A publication of the Archaeological Institute of America
Often something handed down from generation to generation becomes your most treasured possession, be it your grandmother’s wedding ring, your grandfather’s WWII dog tags, or your mother’s silver. This ivory plaque was almost certainly such an heirloom. While the building in which it was discovered dates to the eighth century B.C., the plaque itself is at least 200 years older. The artifact was carved in a popular Near Eastern style called the Flame and Frond School, characterized by flame-like patterning on animals’ haunches—in this case two gamboling goats—and the presence of a tree in the center. This highly decorative motif is found on many ivory artifacts, most of which likely once decorated perishable items such as wooden furniture and boxes.

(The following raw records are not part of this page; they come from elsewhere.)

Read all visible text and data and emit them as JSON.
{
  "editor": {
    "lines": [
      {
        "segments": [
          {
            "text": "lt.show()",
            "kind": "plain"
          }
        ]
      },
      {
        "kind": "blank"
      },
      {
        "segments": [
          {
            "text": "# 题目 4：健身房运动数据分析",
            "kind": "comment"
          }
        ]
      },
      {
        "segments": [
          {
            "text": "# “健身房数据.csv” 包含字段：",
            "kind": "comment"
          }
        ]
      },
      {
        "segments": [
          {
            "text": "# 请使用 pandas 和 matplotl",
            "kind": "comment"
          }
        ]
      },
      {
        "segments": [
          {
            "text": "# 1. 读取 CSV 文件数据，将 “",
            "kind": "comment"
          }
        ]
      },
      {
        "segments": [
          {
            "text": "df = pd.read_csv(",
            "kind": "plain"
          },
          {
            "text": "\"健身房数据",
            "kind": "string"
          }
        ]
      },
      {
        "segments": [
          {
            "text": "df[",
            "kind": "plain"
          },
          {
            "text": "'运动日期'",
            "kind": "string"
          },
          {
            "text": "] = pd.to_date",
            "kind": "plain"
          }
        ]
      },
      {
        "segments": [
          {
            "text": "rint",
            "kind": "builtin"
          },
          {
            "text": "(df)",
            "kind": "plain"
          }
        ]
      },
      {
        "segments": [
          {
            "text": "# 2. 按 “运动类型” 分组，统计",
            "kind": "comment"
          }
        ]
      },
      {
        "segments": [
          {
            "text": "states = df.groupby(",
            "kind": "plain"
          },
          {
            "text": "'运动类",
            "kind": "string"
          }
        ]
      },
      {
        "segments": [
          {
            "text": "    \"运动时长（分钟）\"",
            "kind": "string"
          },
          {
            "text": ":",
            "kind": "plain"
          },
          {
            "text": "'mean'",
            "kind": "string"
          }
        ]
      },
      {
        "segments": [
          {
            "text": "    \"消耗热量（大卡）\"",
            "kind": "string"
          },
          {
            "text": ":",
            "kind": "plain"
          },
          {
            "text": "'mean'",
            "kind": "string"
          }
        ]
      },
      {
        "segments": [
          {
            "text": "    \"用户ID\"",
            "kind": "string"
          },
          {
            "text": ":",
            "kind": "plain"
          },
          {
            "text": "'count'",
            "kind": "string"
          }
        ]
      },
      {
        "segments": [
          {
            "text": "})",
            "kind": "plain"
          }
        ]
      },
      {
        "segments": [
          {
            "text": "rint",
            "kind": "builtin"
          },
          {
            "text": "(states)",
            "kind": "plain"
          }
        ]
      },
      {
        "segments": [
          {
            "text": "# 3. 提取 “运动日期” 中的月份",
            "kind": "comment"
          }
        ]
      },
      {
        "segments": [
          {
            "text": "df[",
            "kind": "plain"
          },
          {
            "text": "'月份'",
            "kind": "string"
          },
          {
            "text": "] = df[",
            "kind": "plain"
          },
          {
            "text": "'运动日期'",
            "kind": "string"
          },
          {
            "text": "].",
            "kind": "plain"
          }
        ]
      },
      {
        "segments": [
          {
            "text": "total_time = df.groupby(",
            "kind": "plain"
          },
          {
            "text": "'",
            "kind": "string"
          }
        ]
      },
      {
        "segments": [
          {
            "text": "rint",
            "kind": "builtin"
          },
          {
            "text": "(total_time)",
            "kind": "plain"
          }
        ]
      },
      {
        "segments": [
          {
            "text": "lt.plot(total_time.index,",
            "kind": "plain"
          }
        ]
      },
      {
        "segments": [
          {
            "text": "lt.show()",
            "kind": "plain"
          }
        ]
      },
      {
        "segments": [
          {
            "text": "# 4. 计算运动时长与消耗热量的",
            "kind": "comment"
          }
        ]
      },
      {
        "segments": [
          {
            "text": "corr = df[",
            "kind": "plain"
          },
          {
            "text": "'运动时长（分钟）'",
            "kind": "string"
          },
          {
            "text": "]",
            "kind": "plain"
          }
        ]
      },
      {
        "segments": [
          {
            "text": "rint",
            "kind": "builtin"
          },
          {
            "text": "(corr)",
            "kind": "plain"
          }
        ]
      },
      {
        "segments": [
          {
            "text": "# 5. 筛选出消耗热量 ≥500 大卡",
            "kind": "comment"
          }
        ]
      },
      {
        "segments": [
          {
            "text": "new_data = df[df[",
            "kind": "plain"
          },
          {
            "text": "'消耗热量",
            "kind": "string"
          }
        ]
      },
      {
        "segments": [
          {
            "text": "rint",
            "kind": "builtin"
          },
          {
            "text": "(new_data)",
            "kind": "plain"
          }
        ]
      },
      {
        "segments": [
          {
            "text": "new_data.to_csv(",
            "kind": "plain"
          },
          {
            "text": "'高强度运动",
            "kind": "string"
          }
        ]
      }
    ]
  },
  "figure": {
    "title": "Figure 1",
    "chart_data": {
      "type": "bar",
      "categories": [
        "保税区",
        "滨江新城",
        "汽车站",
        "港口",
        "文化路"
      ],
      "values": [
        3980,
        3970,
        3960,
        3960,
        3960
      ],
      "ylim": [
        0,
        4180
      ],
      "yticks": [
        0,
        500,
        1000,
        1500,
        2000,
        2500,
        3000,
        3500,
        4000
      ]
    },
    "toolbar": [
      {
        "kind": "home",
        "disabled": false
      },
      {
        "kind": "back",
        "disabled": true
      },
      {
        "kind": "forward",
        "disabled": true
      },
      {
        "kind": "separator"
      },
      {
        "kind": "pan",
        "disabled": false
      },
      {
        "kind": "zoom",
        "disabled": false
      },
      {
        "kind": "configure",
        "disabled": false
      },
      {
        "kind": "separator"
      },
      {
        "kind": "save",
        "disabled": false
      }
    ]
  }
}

The plaque was discovered at Arslantepe, which was a fortified citadel enclosed by a massive defensive wall and which served as the capital of the Neo-Hittite kingdom of Melid at the beginning of the first millennium B.C. The Neo-Hittites lived in northern Syria and southern Anatolia from the end of the second millennium to around the eighth century B.C. The plaque is among the very few luxury items to have been found at Arslantepe. “This was a valuable imported object likely made in northern Syria that reached Arslantepe by a network of trade and communications between the surrounding kingdoms and empires,” says archaeologist Federico Manuelli of the Free University of Berlin. “The Flame and Frond motif suggests intriguing cross-cultural relationships with the Levant and Mesopotamian worlds, and the plaque might have been stored as a precious artifact with great symbolic and ideological meaning.”